YakusaBlog- Pernahkah
Anda mendengarkan pembicaraan alot pemuda-pemuda kita tentang sebuah buku di
tempat-tempat nangkring para pemuda,
sebut sajalah di dalam warung kopi? Atau adakah Anda dan teman-teman
membicarakan suatu isu buku atau pendapat seseorang dalam suatu buku yang
dikolerasikan dengan kejadian sehari-hari yang Anda lihat?
Sepanjang
perjalanan penulis, sangat jarang saya temukan terkait hal di atas. Bahkan saya
sendiri pun agak sedikit malas apabila duduk dengan beberapa teman di warung
kopi jika tidak membicarakan hal-hal yang bermanfaat, seperti membahas satu
teori dari sebuah buku atau pendapat seorang tokoh dalam suatu buku.
Hari
ini pemuda-pemuda kita disibukkan atau menyibukkan diri dengan bermain games online. Fasilitas yang ada tidak
dimanfaatkan untuk kepentingan ilmu pengetahuan. Buku tidak laku menjadi bahan
pembicaraan pemuda-pemuda kita, mungkin juga kaum tua. Sepanjang sepengetahuan
yang saya dengar, masyarakat di suatu negara maju sering menjadikan buku
sebagai bahan pembicaraan. Terkhususnya mereka yang bergelut dalam dunia
pendidikan, seperti mahasiswa. Tidak sedikit juga, para politisi dan masyarakat
biasa yang tidak memiliki jabatan strategis di lingkungan masyarakat sering
menjadikan isi suatu buku menjadi bahan pembicaraan.
Sederhana
saja mengukur kemajuan negara kita ini, apabila masyarakat kita jarang membaca
dan membahas yang berhubungan dengan ilmu pengetahuan, maka negara kita sangat
susah maju. Akibat dari tidak membaca, meminjam istilah yang sering
diucapkan teman-teman saya, maka akan banyak pemuda-pemuda kita masuk kedalam
golongan; Kaum Sumbu Pendek. Kaum Sumbu Pendek ini dalam pemahaman penulis
adalah lemah dalam daya pikir dan analisis akan sesuatu hal. Menurut penulis
juga, kelemahan memahami suatu teori akan susah menterjemahkan
kenyataan-kenyataan sosial. Dengan lemahnya daya pikir dan analisisnya,
pemuda-pemuda kita sering tergerus oleh isu-isu yang tidak konstruktif.
Dari
jutaan jumlah pemuda kita saat ini, berapakah setiap harinya menjadikan buku
sebagai bahan pembicaraannya. Baik itu di warung kopi dan ditempat-tempat lain
dengan kondisi yang berbeda. Budaya membaca buku mungkin bisa mejadi salah satu
faktornya. Dari lemahnya budaya membaca buku, maka lemah jugalah pengetahuan
pemuda kita.
Penulis
ingin sedikit menceritakan seorang politisi, anggota Dewan Perwakilan Rakyat
Daerah (DPRD) Kota Padangsidimpuan dari Fraksi Demokrat dan ia seorang Ketua
Umum Partai Demokrat Cabang Kota Padangsidimpuan, namanya Khoirudin Nasution.

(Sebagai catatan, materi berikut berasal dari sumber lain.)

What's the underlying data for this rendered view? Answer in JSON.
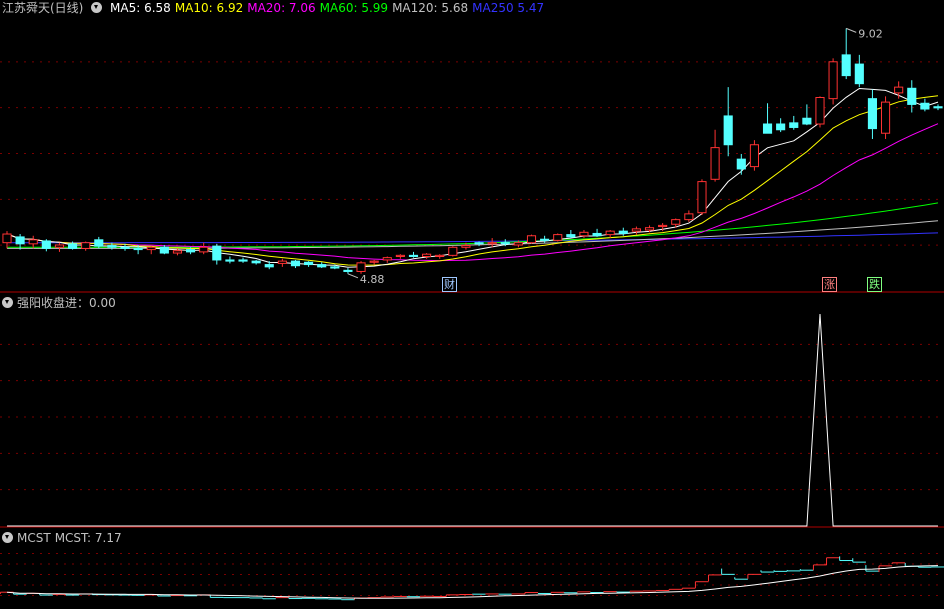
{
  "main": {
    "title": "江苏舜天(日线)",
    "ma": [
      {
        "name": "MA5",
        "sep": ": ",
        "value": "6.58",
        "color": "#ffffff"
      },
      {
        "name": "MA10",
        "sep": ": ",
        "value": "6.92",
        "color": "#ffff00"
      },
      {
        "name": "MA20",
        "sep": ": ",
        "value": "7.06",
        "color": "#ff00ff"
      },
      {
        "name": "MA60",
        "sep": ": ",
        "value": "5.99",
        "color": "#00ff00"
      },
      {
        "name": "MA120",
        "sep": ": ",
        "value": "5.68",
        "color": "#c0c0c0"
      },
      {
        "name": "MA250",
        "sep": " ",
        "value": "5.47",
        "color": "#3333ff"
      }
    ],
    "high_label": "9.02",
    "low_label": "4.88",
    "markers": [
      {
        "text": "财",
        "color": "#a0c8ff"
      },
      {
        "text": "涨",
        "color": "#ff8080"
      },
      {
        "text": "跌",
        "color": "#80ff80"
      }
    ]
  },
  "sub1": {
    "title": "强阳收盘进",
    "value_text": "：0.00"
  },
  "sub2": {
    "title": "MCST",
    "value_text": "MCST: 7.17"
  },
  "colors": {
    "up": "#ff3232",
    "down": "#54ffff",
    "grid": "#7a0000",
    "border": "#b00000"
  },
  "chart_data": [
    {
      "type": "candlestick",
      "title": "江苏舜天(日线)",
      "candles": [
        {
          "o": 5.3,
          "h": 5.5,
          "l": 5.2,
          "c": 5.45
        },
        {
          "o": 5.4,
          "h": 5.45,
          "l": 5.18,
          "c": 5.28
        },
        {
          "o": 5.28,
          "h": 5.42,
          "l": 5.2,
          "c": 5.35
        },
        {
          "o": 5.33,
          "h": 5.36,
          "l": 5.15,
          "c": 5.2
        },
        {
          "o": 5.22,
          "h": 5.3,
          "l": 5.14,
          "c": 5.26
        },
        {
          "o": 5.28,
          "h": 5.32,
          "l": 5.18,
          "c": 5.2
        },
        {
          "o": 5.2,
          "h": 5.32,
          "l": 5.16,
          "c": 5.3
        },
        {
          "o": 5.35,
          "h": 5.4,
          "l": 5.2,
          "c": 5.24
        },
        {
          "o": 5.25,
          "h": 5.3,
          "l": 5.18,
          "c": 5.22
        },
        {
          "o": 5.22,
          "h": 5.28,
          "l": 5.16,
          "c": 5.2
        },
        {
          "o": 5.2,
          "h": 5.26,
          "l": 5.1,
          "c": 5.18
        },
        {
          "o": 5.18,
          "h": 5.24,
          "l": 5.1,
          "c": 5.22
        },
        {
          "o": 5.22,
          "h": 5.26,
          "l": 5.1,
          "c": 5.12
        },
        {
          "o": 5.12,
          "h": 5.2,
          "l": 5.08,
          "c": 5.16
        },
        {
          "o": 5.18,
          "h": 5.22,
          "l": 5.1,
          "c": 5.14
        },
        {
          "o": 5.14,
          "h": 5.3,
          "l": 5.1,
          "c": 5.22
        },
        {
          "o": 5.24,
          "h": 5.28,
          "l": 4.92,
          "c": 5.0
        },
        {
          "o": 5.0,
          "h": 5.06,
          "l": 4.94,
          "c": 4.98
        },
        {
          "o": 5.0,
          "h": 5.04,
          "l": 4.95,
          "c": 4.98
        },
        {
          "o": 4.98,
          "h": 5.0,
          "l": 4.92,
          "c": 4.95
        },
        {
          "o": 4.92,
          "h": 4.98,
          "l": 4.84,
          "c": 4.88
        },
        {
          "o": 4.94,
          "h": 5.02,
          "l": 4.88,
          "c": 4.98
        },
        {
          "o": 4.98,
          "h": 5.0,
          "l": 4.86,
          "c": 4.9
        },
        {
          "o": 4.96,
          "h": 4.98,
          "l": 4.88,
          "c": 4.92
        },
        {
          "o": 4.92,
          "h": 4.96,
          "l": 4.86,
          "c": 4.88
        },
        {
          "o": 4.88,
          "h": 4.92,
          "l": 4.84,
          "c": 4.86
        },
        {
          "o": 4.82,
          "h": 4.86,
          "l": 4.76,
          "c": 4.8
        },
        {
          "o": 4.8,
          "h": 4.98,
          "l": 4.76,
          "c": 4.95
        },
        {
          "o": 4.96,
          "h": 5.0,
          "l": 4.92,
          "c": 4.98
        },
        {
          "o": 5.0,
          "h": 5.06,
          "l": 4.95,
          "c": 5.04
        },
        {
          "o": 5.06,
          "h": 5.1,
          "l": 5.02,
          "c": 5.08
        },
        {
          "o": 5.08,
          "h": 5.14,
          "l": 5.04,
          "c": 5.06
        },
        {
          "o": 5.06,
          "h": 5.12,
          "l": 5.02,
          "c": 5.1
        },
        {
          "o": 5.06,
          "h": 5.1,
          "l": 5.02,
          "c": 5.08
        },
        {
          "o": 5.08,
          "h": 5.24,
          "l": 5.06,
          "c": 5.22
        },
        {
          "o": 5.22,
          "h": 5.3,
          "l": 5.18,
          "c": 5.25
        },
        {
          "o": 5.3,
          "h": 5.32,
          "l": 5.24,
          "c": 5.28
        },
        {
          "o": 5.28,
          "h": 5.38,
          "l": 5.22,
          "c": 5.3
        },
        {
          "o": 5.3,
          "h": 5.36,
          "l": 5.24,
          "c": 5.28
        },
        {
          "o": 5.26,
          "h": 5.34,
          "l": 5.22,
          "c": 5.3
        },
        {
          "o": 5.3,
          "h": 5.44,
          "l": 5.28,
          "c": 5.42
        },
        {
          "o": 5.36,
          "h": 5.42,
          "l": 5.3,
          "c": 5.34
        },
        {
          "o": 5.34,
          "h": 5.46,
          "l": 5.32,
          "c": 5.44
        },
        {
          "o": 5.44,
          "h": 5.52,
          "l": 5.38,
          "c": 5.4
        },
        {
          "o": 5.42,
          "h": 5.52,
          "l": 5.38,
          "c": 5.48
        },
        {
          "o": 5.46,
          "h": 5.54,
          "l": 5.4,
          "c": 5.42
        },
        {
          "o": 5.44,
          "h": 5.52,
          "l": 5.38,
          "c": 5.5
        },
        {
          "o": 5.5,
          "h": 5.56,
          "l": 5.42,
          "c": 5.46
        },
        {
          "o": 5.5,
          "h": 5.58,
          "l": 5.44,
          "c": 5.54
        },
        {
          "o": 5.52,
          "h": 5.6,
          "l": 5.48,
          "c": 5.56
        },
        {
          "o": 5.58,
          "h": 5.64,
          "l": 5.5,
          "c": 5.6
        },
        {
          "o": 5.62,
          "h": 5.72,
          "l": 5.56,
          "c": 5.7
        },
        {
          "o": 5.7,
          "h": 5.86,
          "l": 5.66,
          "c": 5.8
        },
        {
          "o": 5.82,
          "h": 6.4,
          "l": 5.78,
          "c": 6.36
        },
        {
          "o": 6.4,
          "h": 7.26,
          "l": 6.36,
          "c": 6.95
        },
        {
          "o": 7.5,
          "h": 8.0,
          "l": 6.8,
          "c": 7.0
        },
        {
          "o": 6.75,
          "h": 6.84,
          "l": 6.48,
          "c": 6.58
        },
        {
          "o": 6.62,
          "h": 7.08,
          "l": 6.55,
          "c": 7.0
        },
        {
          "o": 7.36,
          "h": 7.72,
          "l": 7.2,
          "c": 7.2
        },
        {
          "o": 7.36,
          "h": 7.46,
          "l": 7.22,
          "c": 7.26
        },
        {
          "o": 7.38,
          "h": 7.5,
          "l": 7.26,
          "c": 7.3
        },
        {
          "o": 7.46,
          "h": 7.7,
          "l": 7.34,
          "c": 7.36
        },
        {
          "o": 7.36,
          "h": 7.84,
          "l": 7.3,
          "c": 7.82
        },
        {
          "o": 7.8,
          "h": 8.5,
          "l": 7.7,
          "c": 8.44
        },
        {
          "o": 8.56,
          "h": 9.02,
          "l": 8.14,
          "c": 8.2
        },
        {
          "o": 8.4,
          "h": 8.56,
          "l": 8.0,
          "c": 8.06
        },
        {
          "o": 7.8,
          "h": 7.96,
          "l": 7.1,
          "c": 7.28
        },
        {
          "o": 7.2,
          "h": 7.84,
          "l": 7.1,
          "c": 7.74
        },
        {
          "o": 7.9,
          "h": 8.1,
          "l": 7.8,
          "c": 8.0
        },
        {
          "o": 7.98,
          "h": 8.12,
          "l": 7.56,
          "c": 7.7
        },
        {
          "o": 7.72,
          "h": 7.8,
          "l": 7.58,
          "c": 7.62
        },
        {
          "o": 7.66,
          "h": 7.7,
          "l": 7.6,
          "c": 7.64
        }
      ],
      "ma": {
        "MA5": 6.58,
        "MA10": 6.92,
        "MA20": 7.06,
        "MA60": 5.99,
        "MA120": 5.68,
        "MA250": 5.47
      },
      "high": 9.02,
      "low": 4.88
    },
    {
      "type": "line",
      "title": "强阳收盘进",
      "values": [
        0,
        0,
        0,
        0,
        0,
        0,
        0,
        0,
        0,
        0,
        0,
        0,
        0,
        0,
        0,
        0,
        0,
        0,
        0,
        0,
        0,
        0,
        0,
        0,
        0,
        0,
        0,
        0,
        0,
        0,
        0,
        0,
        0,
        0,
        0,
        0,
        0,
        0,
        0,
        0,
        0,
        0,
        0,
        0,
        0,
        0,
        0,
        0,
        0,
        0,
        0,
        0,
        0,
        0,
        0,
        0,
        0,
        0,
        0,
        0,
        0,
        0,
        1,
        0,
        0,
        0,
        0,
        0,
        0,
        0,
        0,
        0
      ],
      "ylim": [
        0,
        1
      ]
    },
    {
      "type": "line",
      "title": "MCST",
      "last_value": 7.17
    }
  ]
}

Penulis menceritakan seorang politisi itu tidak dalam kepentingan politik. Akan
tetapi, secara langsung dan melihatnya dari akun facebook pribadinya, aku menjadikannya contoh.
Walaupun
seorang politisi, tapi tetap gemar membaca, memang begitulah budaya tokoh-tokoh
politisi dunia. Dia tidak hanya membaca buku-buku politik atau buku-buku hukum.
Dia membaca buku-buku sastra, seperti novel. Pastinya, bukan dia saja yang
seperti itu.
Lantas
bagaimana dengan kita sebagai mahasiswa atau sebutan umumnya sebagai pemuda?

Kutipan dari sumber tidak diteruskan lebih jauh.